Pricing your services correctly

Underpricing is the most common error new cleaning businesses make. The typical domestic cleaning rate in England (2025–26) is £12–£20 per hour for a domestic cleaner working independently; commercial contract cleaning is typically priced per square metre (£0.025–£0.060/m²/visit). Rates vary significantly by region — London and South East command 20–40% premiums over Midlands and North.

Price to cover: your direct labour time, travel time, cleaning products and equipment, public liability insurance, and your own wage for administration. At £13 per hour billable with 50% non-billable admin time, you need to charge at minimum £19.50/hour just to break even at national living wage. Most sustainable cleaning businesses charge £16–£22/hour for domestic work.

Offer an end-of-tenancy or deep-clean premium (typically 1.5–2× the hourly rate) from day one. This segment has strong demand and lower repeat-booking competition than weekly domestic cleaning. Price it as a fixed project rate based on property size rather than hourly — this protects you from slow jobs and is easier for clients to budget.

Finding your first ten clients

Your first ten clients are the hardest to acquire and the most valuable to your long-term business because each one can generate referrals. Target them specifically rather than relying on general advertising.

Start with your immediate personal network: friends, family, neighbours, former colleagues. Offer a discounted first clean in exchange for an honest review on Google and Yolist. A single genuine five-star review with a photo is more valuable than £200 of Google advertising at this stage.

Join local Facebook groups for your town or neighbourhood. These groups have rules about direct advertising, but most allow you to post an introduction when joining and to respond to requests for recommendations. Position yourself as a local expert: respond to questions about cleaning tips, recommend products, and make yourself visible as a trustworthy local professional before anyone asks.

Approach local letting agents directly — in person or by letter, not by cold email. Letting agents manage dozens of end-of-tenancy cleans per month and reliably refer cleaners to their landlord clients. Getting on two or three letting agent referral lists provides a consistent pipeline without any ongoing marketing.

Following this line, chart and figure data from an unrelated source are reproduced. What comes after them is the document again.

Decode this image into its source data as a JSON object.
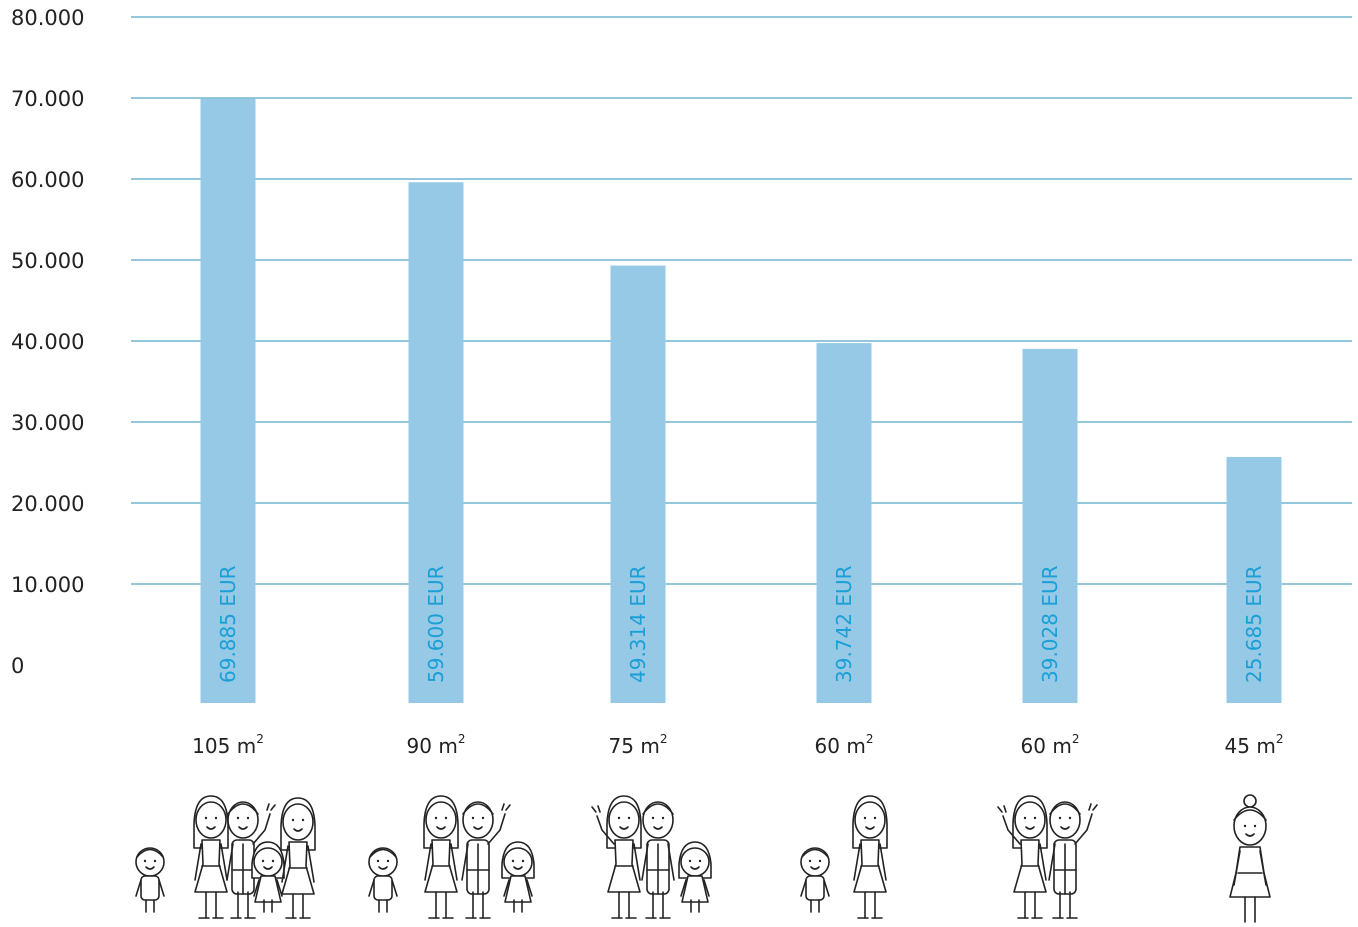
{
  "chart_data": {
    "type": "bar",
    "title": "",
    "xlabel": "",
    "ylabel": "",
    "ylim": [
      0,
      80000
    ],
    "y_ticks": [
      "0",
      "10.000",
      "20.000",
      "30.000",
      "40.000",
      "50.000",
      "60.000",
      "70.000",
      "80.000"
    ],
    "grid": "horizontal",
    "categories": [
      {
        "area": "105 m",
        "unit_sup": "2",
        "household": "family-with-three-children-icon"
      },
      {
        "area": "90 m",
        "unit_sup": "2",
        "household": "family-with-two-children-icon"
      },
      {
        "area": "75 m",
        "unit_sup": "2",
        "household": "couple-with-one-child-icon"
      },
      {
        "area": "60 m",
        "unit_sup": "2",
        "household": "single-parent-with-child-icon"
      },
      {
        "area": "60 m",
        "unit_sup": "2",
        "household": "couple-icon"
      },
      {
        "area": "45 m",
        "unit_sup": "2",
        "household": "single-person-icon"
      }
    ],
    "values": [
      69885,
      59600,
      49314,
      39742,
      39028,
      25685
    ],
    "data_labels": [
      "69.885 EUR",
      "59.600 EUR",
      "49.314 EUR",
      "39.742 EUR",
      "39.028 EUR",
      "25.685 EUR"
    ],
    "colors": {
      "bar": "#95c9e6",
      "grid": "#2a8fb8",
      "label": "#1a9fd6",
      "text": "#222222"
    }
  }
}
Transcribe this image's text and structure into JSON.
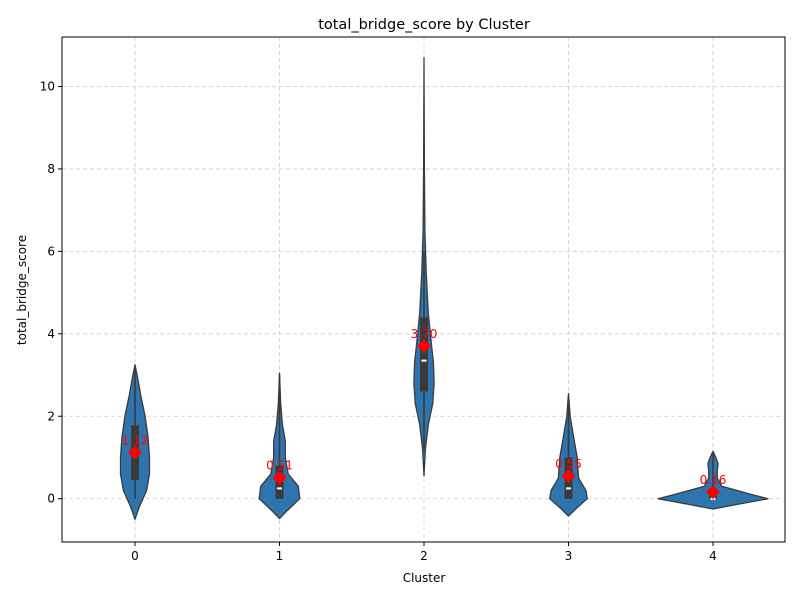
{
  "chart_data": {
    "type": "violin",
    "title": "total_bridge_score by Cluster",
    "xlabel": "Cluster",
    "ylabel": "total_bridge_score",
    "categories": [
      "0",
      "1",
      "2",
      "3",
      "4"
    ],
    "ylim": [
      -1.05,
      11.2
    ],
    "yticks": [
      0,
      2,
      4,
      6,
      8,
      10
    ],
    "grid": true,
    "violin_color": "#2e75b0",
    "edge_color": "#3a3a3a",
    "box_color": "#3a3a3a",
    "mean_marker_color": "#ff0000",
    "violins": [
      {
        "category": "0",
        "extent": [
          -0.5,
          3.25
        ],
        "q1": 0.45,
        "median": 1.05,
        "q3": 1.78,
        "whisker_low": 0.0,
        "whisker_high": 3.2,
        "mean": 1.12,
        "mean_label": "1.12",
        "profile": [
          [
            -0.5,
            0.0
          ],
          [
            -0.2,
            0.03
          ],
          [
            0.2,
            0.08
          ],
          [
            0.6,
            0.1
          ],
          [
            1.0,
            0.1
          ],
          [
            1.5,
            0.09
          ],
          [
            2.0,
            0.07
          ],
          [
            2.5,
            0.04
          ],
          [
            2.9,
            0.02
          ],
          [
            3.25,
            0.0
          ]
        ]
      },
      {
        "category": "1",
        "extent": [
          -0.48,
          3.05
        ],
        "q1": 0.0,
        "median": 0.25,
        "q3": 0.8,
        "whisker_low": 0.0,
        "whisker_high": 3.0,
        "mean": 0.51,
        "mean_label": "0.51",
        "profile": [
          [
            -0.48,
            0.0
          ],
          [
            -0.3,
            0.05
          ],
          [
            0.0,
            0.14
          ],
          [
            0.3,
            0.13
          ],
          [
            0.6,
            0.06
          ],
          [
            1.0,
            0.04
          ],
          [
            1.4,
            0.04
          ],
          [
            1.8,
            0.02
          ],
          [
            2.3,
            0.008
          ],
          [
            3.05,
            0.0
          ]
        ]
      },
      {
        "category": "2",
        "extent": [
          0.55,
          10.7
        ],
        "q1": 2.6,
        "median": 3.35,
        "q3": 4.4,
        "whisker_low": 1.2,
        "whisker_high": 6.0,
        "mean": 3.7,
        "mean_label": "3.70",
        "profile": [
          [
            0.55,
            0.0
          ],
          [
            1.2,
            0.01
          ],
          [
            1.8,
            0.03
          ],
          [
            2.3,
            0.06
          ],
          [
            2.8,
            0.07
          ],
          [
            3.3,
            0.065
          ],
          [
            3.8,
            0.05
          ],
          [
            4.5,
            0.03
          ],
          [
            5.5,
            0.015
          ],
          [
            6.5,
            0.006
          ],
          [
            8.0,
            0.003
          ],
          [
            10.7,
            0.0
          ]
        ]
      },
      {
        "category": "3",
        "extent": [
          -0.42,
          2.55
        ],
        "q1": 0.0,
        "median": 0.25,
        "q3": 1.0,
        "whisker_low": 0.0,
        "whisker_high": 2.5,
        "mean": 0.55,
        "mean_label": "0.55",
        "profile": [
          [
            -0.42,
            0.0
          ],
          [
            -0.25,
            0.05
          ],
          [
            0.0,
            0.13
          ],
          [
            0.2,
            0.12
          ],
          [
            0.5,
            0.07
          ],
          [
            1.0,
            0.06
          ],
          [
            1.5,
            0.035
          ],
          [
            2.0,
            0.012
          ],
          [
            2.55,
            0.0
          ]
        ]
      },
      {
        "category": "4",
        "extent": [
          -0.25,
          1.15
        ],
        "q1": 0.0,
        "median": 0.0,
        "q3": 0.1,
        "whisker_low": 0.0,
        "whisker_high": 1.1,
        "mean": 0.16,
        "mean_label": "0.16",
        "profile": [
          [
            -0.25,
            0.0
          ],
          [
            -0.15,
            0.15
          ],
          [
            0.0,
            0.38
          ],
          [
            0.1,
            0.27
          ],
          [
            0.3,
            0.06
          ],
          [
            0.5,
            0.03
          ],
          [
            0.7,
            0.03
          ],
          [
            0.85,
            0.035
          ],
          [
            1.0,
            0.02
          ],
          [
            1.15,
            0.0
          ]
        ]
      }
    ]
  }
}
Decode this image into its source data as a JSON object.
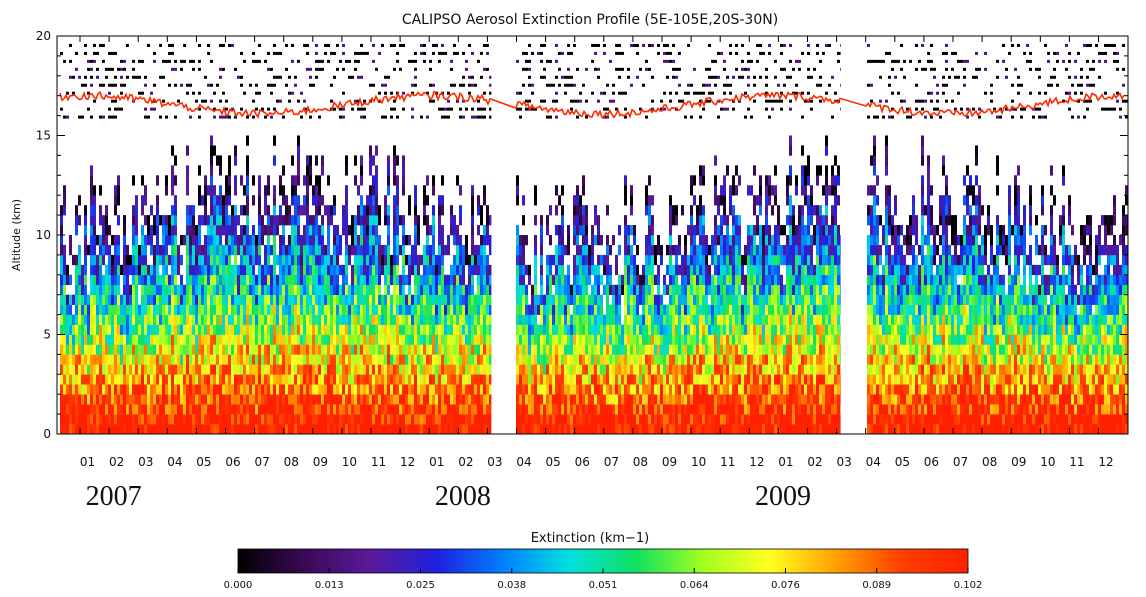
{
  "chart_data": {
    "type": "heatmap",
    "title": "CALIPSO Aerosol Extinction Profile (5E-105E,20S-30N)",
    "xlabel": "",
    "ylabel": "Altitude (km)",
    "ylim": [
      0,
      20
    ],
    "y_ticks": [
      0,
      5,
      10,
      15,
      20
    ],
    "x_start": "2007-01",
    "x_end": "2009-12",
    "month_labels": [
      "01",
      "02",
      "03",
      "04",
      "05",
      "06",
      "07",
      "08",
      "09",
      "10",
      "11",
      "12",
      "01",
      "02",
      "03",
      "04",
      "05",
      "06",
      "07",
      "08",
      "09",
      "10",
      "11",
      "12",
      "01",
      "02",
      "03",
      "04",
      "05",
      "06",
      "07",
      "08",
      "09",
      "10",
      "11",
      "12"
    ],
    "year_labels": [
      {
        "label": "2007",
        "month": "2007-02"
      },
      {
        "label": "2008",
        "month": "2008-02"
      },
      {
        "label": "2009",
        "month": "2009-01"
      }
    ],
    "data_gaps": [
      {
        "month": "2008-03"
      },
      {
        "month": "2009-03"
      }
    ],
    "tropopause_line": {
      "color": "#ff2a00",
      "altitude_range_km": [
        15.8,
        17.3
      ]
    },
    "colorbar": {
      "title": "Extinction (km−1)",
      "min": 0.0,
      "max": 0.102,
      "tick_labels": [
        "0.000",
        "0.013",
        "0.025",
        "0.038",
        "0.051",
        "0.064",
        "0.076",
        "0.089",
        "0.102"
      ],
      "colors": [
        "#000000",
        "#3a0a55",
        "#5a1a9a",
        "#2020e0",
        "#0080ff",
        "#00e0e0",
        "#10e060",
        "#a0ff20",
        "#ffff20",
        "#ffa000",
        "#ff4000",
        "#ff2000"
      ]
    },
    "grid": false
  }
}
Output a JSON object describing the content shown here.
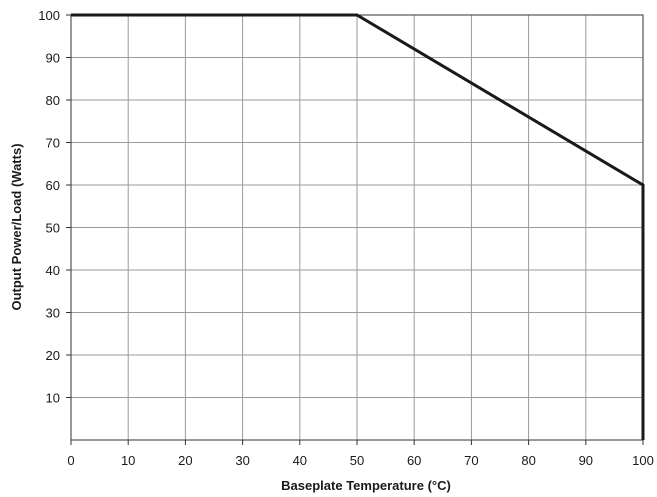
{
  "chart_data": {
    "type": "line",
    "title": "",
    "xlabel": "Baseplate Temperature (°C)",
    "ylabel": "Output Power/Load (Watts)",
    "xlim": [
      0,
      100
    ],
    "ylim": [
      0,
      100
    ],
    "x_ticks": [
      0,
      10,
      20,
      30,
      40,
      50,
      60,
      70,
      80,
      90,
      100
    ],
    "y_ticks": [
      10,
      20,
      30,
      40,
      50,
      60,
      70,
      80,
      90,
      100
    ],
    "x_tick_labels": [
      "0",
      "10",
      "20",
      "30",
      "40",
      "50",
      "60",
      "70",
      "80",
      "90",
      "100"
    ],
    "y_tick_labels": [
      "10",
      "20",
      "30",
      "40",
      "50",
      "60",
      "70",
      "80",
      "90",
      "100"
    ],
    "grid": true,
    "series": [
      {
        "x": [
          0,
          50,
          100,
          100
        ],
        "y": [
          100,
          100,
          60,
          0
        ]
      }
    ],
    "colors": {
      "line": "#1a1a1a",
      "grid": "#9a9a9a",
      "frame": "#333333",
      "text": "#1a1a1a"
    }
  }
}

Scaling from solo to a team

The transition from solo operator to employing staff is the point where most cleaning businesses stall. The key is to hire slowly, train consistently, and protect your reputation with a quality control system from the first day you send a member of staff into a client's home without you.

Hire your first member of staff when you have more bookings than you can personally service — ideally when you are consistently turning down work. Hire for attitude and reliability first, cleaning ability second. Most cleaning techniques can be trained in a week; punctuality and client communication cannot.

Create a simple 20-point checklist for every clean. This checklist serves three purposes: it ensures consistency across staff, it provides a training framework for new hires, and it gives you a defensible record if a client claims something was missed. Photograph the completed checklist and keep it for 90 days.

HMRC requires you to operate PAYE from the first payday of your first employee. Set up a payroll account on HMRC's Basic PAYE Tools (free) or use a payroll bureau (from £4 per employee per month via specialist services). Do not pay staff cash-in-hand — this creates personal liability for unpaid PAYE, National Insurance, and penalties.